= New World Liberation Front =

1970s American left-wing terrorist group

The New World Liberation Front (NWLF) was a name used by several far-left groups in the 1970s. In its first incarnation in 1970, it was intended as a broader group that would work with the Black Panther Party and would include white and other non-Black American radicals. The term re-emerged in the 1974, being used as a collective pseudonym shared by multiple otherwise-unconnected small left-wing terrorist groups and lone wolf individuals active mainly in Northern California. The majority of bombings carried out under the name NWLF is thought to have been carried out by two individuals based in the Santa Cruz, California area.
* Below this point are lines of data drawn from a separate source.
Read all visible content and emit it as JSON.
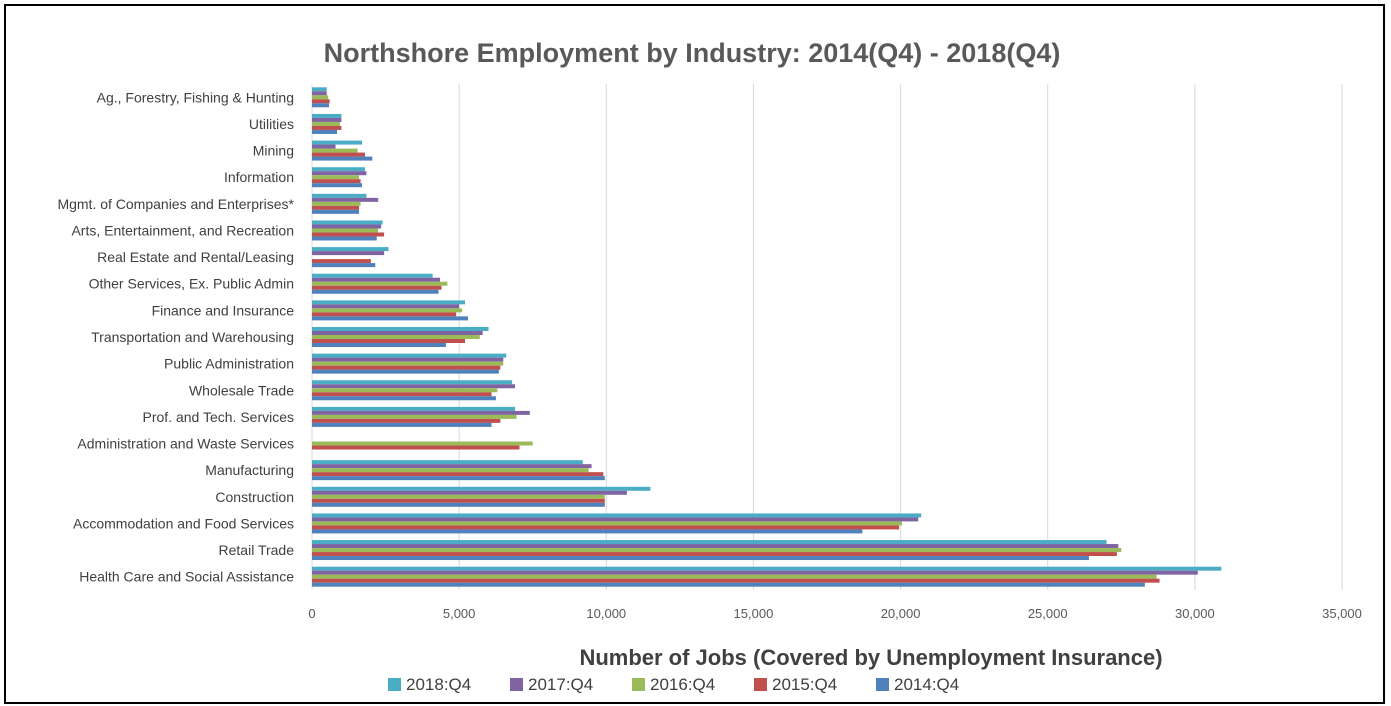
{
  "chart_data": {
    "type": "bar",
    "orientation": "horizontal",
    "title": "Northshore Employment by Industry: 2014(Q4)  - 2018(Q4)",
    "xlabel": "Number of Jobs (Covered by Unemployment Insurance)",
    "ylabel": "",
    "xlim": [
      0,
      35000
    ],
    "x_ticks": [
      "0",
      "5,000",
      "10,000",
      "15,000",
      "20,000",
      "25,000",
      "30,000",
      "35,000"
    ],
    "grid": true,
    "legend_position": "bottom",
    "categories": [
      "Ag., Forestry, Fishing & Hunting",
      "Utilities",
      "Mining",
      "Information",
      "Mgmt. of Companies and Enterprises*",
      "Arts, Entertainment, and Recreation",
      "Real Estate and Rental/Leasing",
      "Other Services, Ex. Public Admin",
      "Finance and Insurance",
      "Transportation and Warehousing",
      "Public Administration",
      "Wholesale Trade",
      "Prof. and Tech. Services",
      "Administration and Waste Services",
      "Manufacturing",
      "Construction",
      "Accommodation and Food Services",
      "Retail Trade",
      "Health Care and Social Assistance"
    ],
    "series": [
      {
        "name": "2018:Q4",
        "color": "#4bacc6",
        "values": [
          500,
          1000,
          1700,
          1800,
          1850,
          2400,
          2600,
          4100,
          5200,
          6000,
          6600,
          6800,
          6900,
          0,
          9200,
          11500,
          20700,
          27000,
          30900
        ]
      },
      {
        "name": "2017:Q4",
        "color": "#8064a2",
        "values": [
          500,
          1000,
          800,
          1850,
          2250,
          2350,
          2450,
          4350,
          5000,
          5800,
          6500,
          6900,
          7400,
          0,
          9500,
          10700,
          20600,
          27400,
          30100
        ]
      },
      {
        "name": "2016:Q4",
        "color": "#9bbb59",
        "values": [
          550,
          950,
          1550,
          1600,
          1650,
          2250,
          0,
          4600,
          5100,
          5700,
          6500,
          6300,
          6950,
          7500,
          9400,
          9950,
          20050,
          27500,
          28700
        ]
      },
      {
        "name": "2015:Q4",
        "color": "#c0504d",
        "values": [
          600,
          1000,
          1800,
          1650,
          1600,
          2450,
          2000,
          4400,
          4900,
          5200,
          6400,
          6100,
          6400,
          7050,
          9900,
          9950,
          19950,
          27350,
          28800
        ]
      },
      {
        "name": "2014:Q4",
        "color": "#4f81bd",
        "values": [
          580,
          850,
          2050,
          1700,
          1600,
          2200,
          2150,
          4300,
          5300,
          4550,
          6350,
          6250,
          6100,
          0,
          9950,
          9950,
          18700,
          26400,
          28300
        ]
      }
    ]
  }
}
The history Days of Rage by Bryan Burrough described NWLF as one of the "great mysteries of the underground era" and found that it was credited with twice as many bombings as the next-most prolific group, the Weather Underground.

Initially believed to be a cover for the Symbionese Liberation Army, the NWLF bombings continued long after the breakup of the SLA. Adding to this perception was the fact that several communiques from the SLA announced that they were now the "Jonathan Jackson/Sam Melville Unit of the New World Liberation Front".

The group claimed responsibility for bomb attacks on Hearst Castle, a Coors brewery, and the office of the South African consul in San Francisco. Their most common target was Pacific Gas and Electric utility towers. These attacks were followed with regular communiques that "demanded free utilities for the poor and elderly." In addition to bombing power facilities, the New World Liberation Front is believed to be responsible for sending bombs packaged in See's Candies boxes to two San Francisco Supervisors. Described as having a style similar to the Weather Underground, in 1975 alone they were believed to be responsible for at least 22 bombings, but they were active for the better portion of the 1970s. Among their attacks was an attempted bombing of California politician Dianne Feinstein's house. (Feinstein's housekeeper and her teenage daughter discovered the incorrectly armed bomb in a flower box hanging on the exterior of the house.)

The main perpetrators were likely Ronald Huffman and his longtime partner Maureen Minton. Huffman, who was known around Santa Cruz as "Revolutionary Ron" and who was convicted of ax-murdering Minton, was indicted in 1983 on conspiracy charges related to several attacks for which the New World Liberation Front (and other 1970s revolutionary groups) had claimed responsibility. Huffman and Minton's fingerprints were tied to 16 Bay Area bombings between 1972 and 1977, including the notorious candy-box bombs, as well as attempted bombings, extortion attempts, and marijuana farming. Per Days of Rage, the NWLF bombings seemingly fell into three categories: "Bill Harris and the 'rump' SLA," which carried out two bombings; the Emiliano Zapata Unit, which carried out eight; and the remainder 70-odd attacks were likely the work of Huffman and his very small number of associates. The person who bought Huffman's house after Huffman was incarcerated found, buried in the backyard, "$30,000 in decomposed cash, along with hundreds of pages of NWLF literature: communiqués, codes, manifestos, surveillance rules, revolutionary tracts, and munitions manuals."

The NWLF may have been aligned with, derivative of, or knockoffs of the Chicano Liberation Front, Americans for Justice, and/or the Red Guerrilla Family.